How to Get Me Interested in Your Book
Lately, I have been receiving a lot of requests for book reviews. Somewhere between this blog and our podcast, it seems that a lot of self-published and small-press-published authors have decided that a review from me or Beth would be beneficial to their publicity. Which is totally fine. If you are in that category, and your book is good, I’d love to read it.
So far, though, I’ve only responded favorably to one such request. (And I feel awful because I haven’t gotten to it yet! Sorry, Sofia!) Here are some reasons why:
You didn’t do your homework with your request. This is the most basic reason I turn these requests down. Most of these letters are clearly form letters. They don’t show that the author has listened to even one of the 100 podcasts Beth and I have done, or that the person has even read the “About Me” page on my blog. Maybe the person has taken the time to put my name into the salutation, but that’s about it.
Corollary: I have no interest in your subject matter. Okay, I understand that I read a very eclectic mix of things. But especially if you listen to the podcast, you can tell that there are certain threads that run through the things we like: YA, fantasy and science fiction, self-help, parenting, etc. Sorry, but unless you can give me a good reason why I will like a book, I don’t want to read it.
Sad but true: your writing has to be good. I know from experience that there are many excellent self-published works out there. But if I cannot get through your first page, or even your request letter, due to a glut of grammar errors, there’s no way I’m going to review your book, unless you want a one-star review.
Now, if you want me to buy the book for the library, the criteria are a little different. I don’t necessarily have to be interested in reading your book for me to purchase it – but you still have to give me a good reason why it should be added to the collection. Are you a local author? Does the book have a connection to my library? If not, what niche can your book fill in my collection? Which readers would be interested, and why?

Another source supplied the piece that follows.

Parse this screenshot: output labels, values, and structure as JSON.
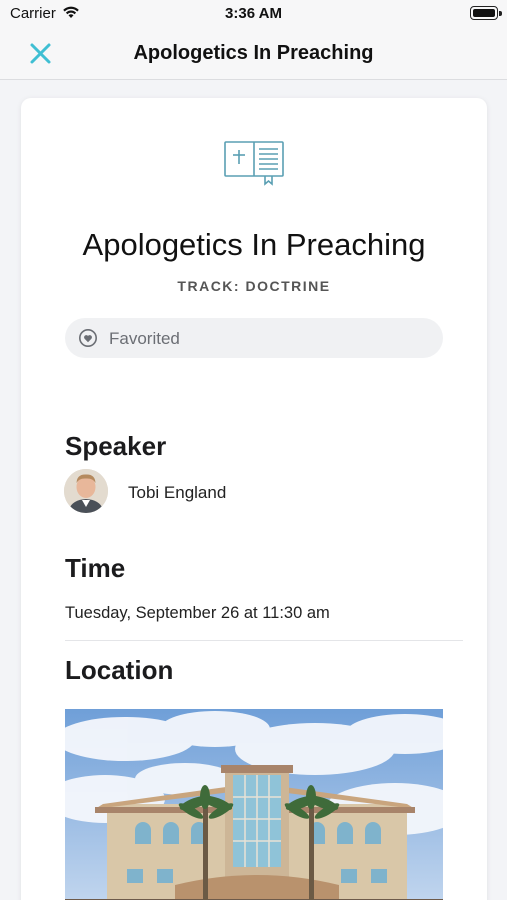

Also, you should know that if you have an e-book, it may not be possible for me to add your book to my collection. I’m limited by the restrictions imposed by Amazon, as well as what I can do through our distributor. If your book is available for Nook, I can add it to one of our circulating Nooks – but again, you’ve got to do your homework before I will do that.
Librarians and readers – got anything to add? Self-published or not – how can an author get you to read his or her book?